“Quanto stai?”
“Un mese”.
“Non va bene, un mese è troppo poco, prossima volta almeno tre”.
In un luogo in cui tutto scorre lentissimo. In un mondo in cui la frenetica necessità di produrre non è parte della quotidianità. In un posto in cui la felicità sta in delle cose diverse.
L’Africa, la Tanzania, la missione è un mondo nel mondo che vive di regole proprie e in un tempo a sè stante. L’orologio scorre ad un altro ritmo e la logica che spinge le donne e gli uomini a fare, risiede da qualche altra parte.
Un luogo che ti riporta a terra: la prima cosa che ti insegna è che non sei nessuno e la seconda che puoi essere chi vuoi. Loro non hanno bisogno di te ma se vuoi qui puoi essere chiunque. Un contadino o un professore, un infermiere o un giardiniere.
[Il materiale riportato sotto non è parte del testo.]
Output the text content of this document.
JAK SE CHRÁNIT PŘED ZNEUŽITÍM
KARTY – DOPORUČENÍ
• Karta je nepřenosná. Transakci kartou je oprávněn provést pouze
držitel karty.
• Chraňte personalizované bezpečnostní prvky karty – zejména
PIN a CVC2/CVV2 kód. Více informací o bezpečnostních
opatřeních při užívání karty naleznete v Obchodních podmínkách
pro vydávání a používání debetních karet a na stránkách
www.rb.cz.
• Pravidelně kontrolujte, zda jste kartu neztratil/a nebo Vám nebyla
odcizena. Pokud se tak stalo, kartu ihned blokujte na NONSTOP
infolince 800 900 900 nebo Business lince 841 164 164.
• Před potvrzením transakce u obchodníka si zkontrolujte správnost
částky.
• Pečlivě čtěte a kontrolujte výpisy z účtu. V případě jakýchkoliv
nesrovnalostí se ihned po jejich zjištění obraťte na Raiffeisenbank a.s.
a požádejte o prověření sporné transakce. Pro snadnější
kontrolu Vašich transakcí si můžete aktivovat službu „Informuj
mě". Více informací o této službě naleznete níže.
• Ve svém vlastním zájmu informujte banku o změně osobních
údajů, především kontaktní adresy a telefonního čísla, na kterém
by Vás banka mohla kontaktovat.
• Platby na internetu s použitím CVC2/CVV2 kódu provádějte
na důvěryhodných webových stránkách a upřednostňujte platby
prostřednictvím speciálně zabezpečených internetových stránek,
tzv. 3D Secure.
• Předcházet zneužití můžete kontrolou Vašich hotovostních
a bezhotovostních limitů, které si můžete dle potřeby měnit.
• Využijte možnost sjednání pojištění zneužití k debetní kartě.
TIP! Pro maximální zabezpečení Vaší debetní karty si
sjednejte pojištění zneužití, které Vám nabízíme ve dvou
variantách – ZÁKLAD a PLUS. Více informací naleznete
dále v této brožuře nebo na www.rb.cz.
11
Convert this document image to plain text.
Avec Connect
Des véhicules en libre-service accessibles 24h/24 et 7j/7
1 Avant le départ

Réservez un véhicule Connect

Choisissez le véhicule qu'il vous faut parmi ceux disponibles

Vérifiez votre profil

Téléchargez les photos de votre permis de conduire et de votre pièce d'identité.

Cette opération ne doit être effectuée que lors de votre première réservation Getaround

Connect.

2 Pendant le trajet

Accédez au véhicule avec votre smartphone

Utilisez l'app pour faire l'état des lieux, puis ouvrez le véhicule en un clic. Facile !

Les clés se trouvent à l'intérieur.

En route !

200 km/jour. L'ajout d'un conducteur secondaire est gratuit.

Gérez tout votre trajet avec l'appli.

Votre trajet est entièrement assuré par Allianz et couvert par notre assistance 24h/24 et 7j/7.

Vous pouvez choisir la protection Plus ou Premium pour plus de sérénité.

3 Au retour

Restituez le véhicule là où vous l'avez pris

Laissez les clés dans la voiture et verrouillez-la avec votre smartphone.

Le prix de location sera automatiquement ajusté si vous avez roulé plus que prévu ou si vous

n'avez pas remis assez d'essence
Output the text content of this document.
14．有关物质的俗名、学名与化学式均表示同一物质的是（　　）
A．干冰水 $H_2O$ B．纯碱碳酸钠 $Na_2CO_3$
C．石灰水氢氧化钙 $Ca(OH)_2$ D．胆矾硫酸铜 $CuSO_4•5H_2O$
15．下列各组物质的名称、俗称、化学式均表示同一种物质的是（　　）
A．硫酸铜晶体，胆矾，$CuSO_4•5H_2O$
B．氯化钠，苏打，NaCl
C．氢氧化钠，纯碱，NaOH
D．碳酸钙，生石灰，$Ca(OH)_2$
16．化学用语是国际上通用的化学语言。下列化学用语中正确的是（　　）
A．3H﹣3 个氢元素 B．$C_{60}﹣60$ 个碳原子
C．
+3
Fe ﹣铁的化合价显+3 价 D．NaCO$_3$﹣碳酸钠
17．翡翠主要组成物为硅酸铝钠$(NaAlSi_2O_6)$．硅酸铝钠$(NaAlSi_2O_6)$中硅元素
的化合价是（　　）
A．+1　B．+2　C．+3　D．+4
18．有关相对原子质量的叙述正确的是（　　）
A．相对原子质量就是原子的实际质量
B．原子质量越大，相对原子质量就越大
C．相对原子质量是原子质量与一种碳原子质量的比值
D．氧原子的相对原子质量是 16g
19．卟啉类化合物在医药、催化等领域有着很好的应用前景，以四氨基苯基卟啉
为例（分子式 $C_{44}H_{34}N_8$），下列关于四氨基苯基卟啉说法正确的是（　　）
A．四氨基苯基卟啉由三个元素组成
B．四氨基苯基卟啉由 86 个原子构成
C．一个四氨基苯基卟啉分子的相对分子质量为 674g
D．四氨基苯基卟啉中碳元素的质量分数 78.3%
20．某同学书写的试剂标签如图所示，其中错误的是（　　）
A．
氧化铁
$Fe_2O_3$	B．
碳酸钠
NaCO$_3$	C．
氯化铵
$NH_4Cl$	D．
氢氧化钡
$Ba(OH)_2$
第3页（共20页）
D’altronde qui mi hanno chiesto – un ingegnere a cosa è che serve?
La felicità sta in delle cose diverse.
È incomprensibile visto da fuori.
Una donna che ha vissuto un genocidio a dodici anni non si può dire fortunata. Un uomo che guadagna in un mese quanto prendeva in quattro ore non può stare meglio.
È illogico. Non ha senso. Eppure qui la felicità ha radici in luoghi diversi.
Una bambina orfana che non ha nulla ti regala il suo pupazzo e un falegname si ferma per insegnarti come si mangia una canna da zucchero.
Forse il segreto sta nel fatto che tutto scorre più lento… forse c’è più tempo per le cose piccole.
Non lo so.
Forse un mese è davvero troppo poco.
Ma sicuro ho capito una cosa.
Esiste un altro modo.
Esiste un altro modo di essere felici.